The AUD/USD slipped this week following the Reserve Banks of Australia’s unsurprising decision to leave Australian Interest rates on hold at 1.5%.
Rates have remained static since the last August 2016 when rates were cut from 1.75%
Phillip Lowe the Governor of Th Reserve Bank of Australia delivered his thoughts on both global economic improvements as the economic scenarios facing Australia.
Lowe stated that overall condition in the global economy had improved citing that China, in particular, was seeing the benefits of continually improving infrastructure and development.

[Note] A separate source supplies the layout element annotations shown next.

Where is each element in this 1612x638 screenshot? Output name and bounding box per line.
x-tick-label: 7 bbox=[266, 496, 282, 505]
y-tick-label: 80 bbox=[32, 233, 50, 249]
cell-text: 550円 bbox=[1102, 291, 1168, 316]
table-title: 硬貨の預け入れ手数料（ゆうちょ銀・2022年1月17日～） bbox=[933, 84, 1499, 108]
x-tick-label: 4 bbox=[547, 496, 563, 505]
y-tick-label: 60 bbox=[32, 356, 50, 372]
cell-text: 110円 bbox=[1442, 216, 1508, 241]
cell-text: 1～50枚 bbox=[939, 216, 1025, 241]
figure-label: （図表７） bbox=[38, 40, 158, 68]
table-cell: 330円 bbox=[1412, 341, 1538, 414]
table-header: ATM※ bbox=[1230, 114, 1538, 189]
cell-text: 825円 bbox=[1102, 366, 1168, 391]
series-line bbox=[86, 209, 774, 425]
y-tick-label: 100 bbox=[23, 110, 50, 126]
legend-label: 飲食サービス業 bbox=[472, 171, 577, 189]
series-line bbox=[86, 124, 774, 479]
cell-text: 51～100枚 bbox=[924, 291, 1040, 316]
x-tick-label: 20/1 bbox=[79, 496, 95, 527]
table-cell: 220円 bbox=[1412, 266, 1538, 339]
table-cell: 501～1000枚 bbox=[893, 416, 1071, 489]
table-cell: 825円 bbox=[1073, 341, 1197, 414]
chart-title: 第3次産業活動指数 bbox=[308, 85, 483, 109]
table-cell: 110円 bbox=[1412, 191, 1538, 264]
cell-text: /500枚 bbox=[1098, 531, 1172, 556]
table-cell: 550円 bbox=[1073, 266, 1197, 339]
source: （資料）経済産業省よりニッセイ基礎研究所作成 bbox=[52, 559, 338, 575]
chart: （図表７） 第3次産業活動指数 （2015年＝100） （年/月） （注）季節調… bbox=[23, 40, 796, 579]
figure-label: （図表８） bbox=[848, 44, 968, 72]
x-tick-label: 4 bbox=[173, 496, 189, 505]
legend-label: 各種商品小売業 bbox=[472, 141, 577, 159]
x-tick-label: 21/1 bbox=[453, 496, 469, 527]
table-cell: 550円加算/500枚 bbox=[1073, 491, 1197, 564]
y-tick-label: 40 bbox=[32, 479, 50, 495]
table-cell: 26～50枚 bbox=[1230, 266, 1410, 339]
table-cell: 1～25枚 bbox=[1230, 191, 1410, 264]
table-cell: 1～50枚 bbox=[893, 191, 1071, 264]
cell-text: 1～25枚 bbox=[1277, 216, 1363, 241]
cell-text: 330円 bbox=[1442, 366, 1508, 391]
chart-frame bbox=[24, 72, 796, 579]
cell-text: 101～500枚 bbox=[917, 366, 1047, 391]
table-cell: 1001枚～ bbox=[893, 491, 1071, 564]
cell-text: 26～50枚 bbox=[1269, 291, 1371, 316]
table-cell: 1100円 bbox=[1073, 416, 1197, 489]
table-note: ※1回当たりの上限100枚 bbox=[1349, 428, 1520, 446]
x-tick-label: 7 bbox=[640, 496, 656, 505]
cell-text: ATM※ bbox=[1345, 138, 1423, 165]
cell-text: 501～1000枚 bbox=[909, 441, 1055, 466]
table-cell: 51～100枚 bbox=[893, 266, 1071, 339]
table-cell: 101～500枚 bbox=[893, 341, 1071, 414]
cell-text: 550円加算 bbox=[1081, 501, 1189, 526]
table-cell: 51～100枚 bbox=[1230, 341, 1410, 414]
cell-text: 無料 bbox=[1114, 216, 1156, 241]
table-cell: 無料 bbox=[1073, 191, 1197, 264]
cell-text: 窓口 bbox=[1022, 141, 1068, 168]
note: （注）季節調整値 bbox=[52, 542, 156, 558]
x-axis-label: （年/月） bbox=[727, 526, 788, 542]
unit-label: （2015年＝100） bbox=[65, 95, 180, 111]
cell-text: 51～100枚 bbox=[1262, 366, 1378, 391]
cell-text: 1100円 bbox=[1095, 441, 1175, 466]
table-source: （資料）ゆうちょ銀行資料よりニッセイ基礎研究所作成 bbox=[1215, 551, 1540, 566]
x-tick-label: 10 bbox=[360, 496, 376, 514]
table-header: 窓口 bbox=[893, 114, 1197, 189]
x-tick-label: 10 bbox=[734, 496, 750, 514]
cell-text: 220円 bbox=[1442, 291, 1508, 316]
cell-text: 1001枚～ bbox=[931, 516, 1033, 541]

As the long-standing prime trading partner with Australia, the RBA will be encouraged by China’s continual investment and therefore need for raw materials and commodities. This being said Lowe also stated that he did anticipate longer-term contraction.
Australia’s terms of trade are expected to decline in the period ahead but remain at relatively high levels.
Whilst the Australian economies growth forecast remains largely unchanged, the Reserve Bank Australia anticipates GDP to pick up roughly 3% in the next few years.
Business conditions are positive and non-mining business investment has also increased.
Investment in Australian infrastructure is also now playing its part in the growth of the economy.
With a key trading pair being the US Dollar, the appreciating AUD/USD has added pressure to the Australian economy. Key areas which have suffered include employment and output with the appreciating AUD/USD being blamed for slower growth and low inflation.
As with many countries, Australia is struggling with relatively low inflation. Touching upon this the Reserve Bank of Australia said that CPI in Australia was lower than desired. With the only real increases being seen in tobacco costs. The Bank admitted that inflation was likely to remain low for the foreseeable.
In the days that followed the AUD/USD weakened significantly with the pair moving from 0.7681 to a near three-month low of 0.7637. The wishes of the RBA potentially being listened to investors.
On Friday the plot thickened with the RBA releasing their quarterly monetary policy report in which they heavily revised inflation expectation. The bank anticipates inflation will remain below their ideal rate of 2%, sitting at 1.75% until the end of 2018. Before achieving between 2-3% in 2019. The report, without doubt, dictates longer-term interest rate decisions as the RBA wrestles with low inflation.